Die erste Anlaufstelle sollten grundsätzlich der Kinderarzt oder die Kinderärztin sein. Sie können eine Einschätzung des Verdachts vornehmen, ihn entkräften oder zur Heilung beitragen. Denn Symptome einer psychischen Störung können wie gesagt auch körperliche Ursachen haben. Von Ihrem Haus- oder Kinderarzt bekommen Sie für Ihren Sohn oder Ihre Tochter im Fall der Fälle dann auch eine Überweisung zur Psychotherapie. Die Kosten für die dortige Behandlung übernimmt bei Experten und Expertinnen mit Kassenzulassung in vollem Umfang die Krankenkasse (GKV) - und meist auch die Private Krankenversicherung (PKV).

So läuft eine Therapie (nicht nur bei Kindern und Jugendlichen) ab

Vor jeder Therapie findet ein Erst- bzw. Diagnostik-Gespräch mit den jugendlichen Patienten statt. Dabei geht es um eine erste Annäherung an eine mögliche Diagnose. Außerdem bekommen Sie Informationen dazu, ob eine Therapie überhaupt der richtige Weg ist und helfen kann. Und wenn ja, welche Therapieform sinnvoll ist.

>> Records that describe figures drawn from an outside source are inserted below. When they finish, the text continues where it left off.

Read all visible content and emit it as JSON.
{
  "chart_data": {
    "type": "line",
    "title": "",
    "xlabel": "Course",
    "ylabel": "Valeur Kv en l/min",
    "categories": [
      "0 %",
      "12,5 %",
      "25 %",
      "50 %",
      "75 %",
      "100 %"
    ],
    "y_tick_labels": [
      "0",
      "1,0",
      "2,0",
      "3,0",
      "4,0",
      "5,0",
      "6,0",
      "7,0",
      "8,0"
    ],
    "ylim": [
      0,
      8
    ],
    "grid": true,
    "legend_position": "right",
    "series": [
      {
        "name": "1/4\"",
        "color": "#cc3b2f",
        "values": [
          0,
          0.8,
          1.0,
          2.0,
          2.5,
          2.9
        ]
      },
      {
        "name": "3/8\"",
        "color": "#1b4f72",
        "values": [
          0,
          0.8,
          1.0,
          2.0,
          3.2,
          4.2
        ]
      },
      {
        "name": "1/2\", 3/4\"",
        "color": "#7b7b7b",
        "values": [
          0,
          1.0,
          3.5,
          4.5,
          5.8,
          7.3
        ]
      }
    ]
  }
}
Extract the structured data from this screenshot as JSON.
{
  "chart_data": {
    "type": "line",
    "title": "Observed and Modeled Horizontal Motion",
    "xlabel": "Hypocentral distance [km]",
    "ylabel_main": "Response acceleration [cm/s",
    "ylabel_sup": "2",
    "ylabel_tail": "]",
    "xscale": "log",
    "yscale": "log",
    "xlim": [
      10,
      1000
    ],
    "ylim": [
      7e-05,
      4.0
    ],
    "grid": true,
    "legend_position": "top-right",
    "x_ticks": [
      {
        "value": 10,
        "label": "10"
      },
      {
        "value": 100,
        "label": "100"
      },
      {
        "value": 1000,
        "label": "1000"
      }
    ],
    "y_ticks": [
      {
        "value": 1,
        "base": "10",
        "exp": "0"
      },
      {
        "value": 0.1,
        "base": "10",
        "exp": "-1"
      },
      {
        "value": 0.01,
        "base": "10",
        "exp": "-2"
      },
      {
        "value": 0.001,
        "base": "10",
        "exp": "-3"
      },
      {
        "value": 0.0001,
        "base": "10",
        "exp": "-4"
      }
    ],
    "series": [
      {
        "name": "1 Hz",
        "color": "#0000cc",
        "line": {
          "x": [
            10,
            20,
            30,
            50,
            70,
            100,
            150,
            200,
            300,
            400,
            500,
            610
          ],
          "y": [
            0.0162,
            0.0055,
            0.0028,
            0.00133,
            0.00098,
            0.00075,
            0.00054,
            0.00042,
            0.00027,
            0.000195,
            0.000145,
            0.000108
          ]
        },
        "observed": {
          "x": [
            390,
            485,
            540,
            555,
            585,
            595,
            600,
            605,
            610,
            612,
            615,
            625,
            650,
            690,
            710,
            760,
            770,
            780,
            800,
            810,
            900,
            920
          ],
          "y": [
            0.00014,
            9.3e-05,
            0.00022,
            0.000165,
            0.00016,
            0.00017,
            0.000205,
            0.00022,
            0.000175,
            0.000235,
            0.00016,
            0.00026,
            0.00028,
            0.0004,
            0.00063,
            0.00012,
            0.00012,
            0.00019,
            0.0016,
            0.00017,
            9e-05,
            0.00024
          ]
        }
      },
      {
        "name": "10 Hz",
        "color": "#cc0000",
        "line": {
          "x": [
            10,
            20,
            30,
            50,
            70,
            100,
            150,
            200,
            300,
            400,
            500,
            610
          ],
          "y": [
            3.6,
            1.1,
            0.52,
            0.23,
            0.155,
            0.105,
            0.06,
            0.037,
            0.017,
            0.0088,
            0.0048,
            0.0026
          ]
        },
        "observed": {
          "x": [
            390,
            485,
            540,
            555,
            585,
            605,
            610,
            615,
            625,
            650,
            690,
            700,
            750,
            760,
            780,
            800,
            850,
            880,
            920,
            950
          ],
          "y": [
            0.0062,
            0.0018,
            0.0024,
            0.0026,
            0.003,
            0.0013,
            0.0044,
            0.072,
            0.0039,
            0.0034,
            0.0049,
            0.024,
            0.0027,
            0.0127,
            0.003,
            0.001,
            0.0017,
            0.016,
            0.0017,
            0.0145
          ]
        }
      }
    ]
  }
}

Übrigens: Als kurzfristige Alternative zur Therapie vor Ort bieten sich Online-Beratungen wie JugendNotmail an. Eltern-, Kinder- und Jugendberatungsstellen oder Schulpsychologen und -psychologinnen sind ebenfalls gute Ansprechpartner, wenn zunächst kein Therapieplatz ergattert werden kann. 

Gut zu wissen: Hilfe beim Terminfinden!

Unser Tipp: Die Terminservicestelle Psychotherapie unterstützt Sie dabei, dafür so schnell wie möglich einen Termin bei einem entsprechenden Psychotherapeuten oder einer Psychotherapeutin zu vereinbaren.

Vergessen Sie nicht Ihre eigene Gesundheit!

Eltern psychisch kranker Kinder und auch solche, die “nur” mit den Eigenheiten des Nachwuchses an ihre Grenzen kommen, sollten sich bewusst machen: Sie leiden mit Ihrem Sprössling mit. Kümmern Sie sich nicht gut um sich selbst, können Sie auch Ihr Kind nicht richtig unterstützen.

Akzeptieren Sie also Ihre eigenen Belastungsgrenzen und suchen Sie sich selbst Hilfe, wenn es nötig ist. Sie sind nicht allein. Ein breites Angebot an Hilfeleistungen entlastet bei Problemen und offenen Fragen, unter anderem über Telefonseelsorge-Hotlines, Online-Foren oder Selbsthilfegruppen.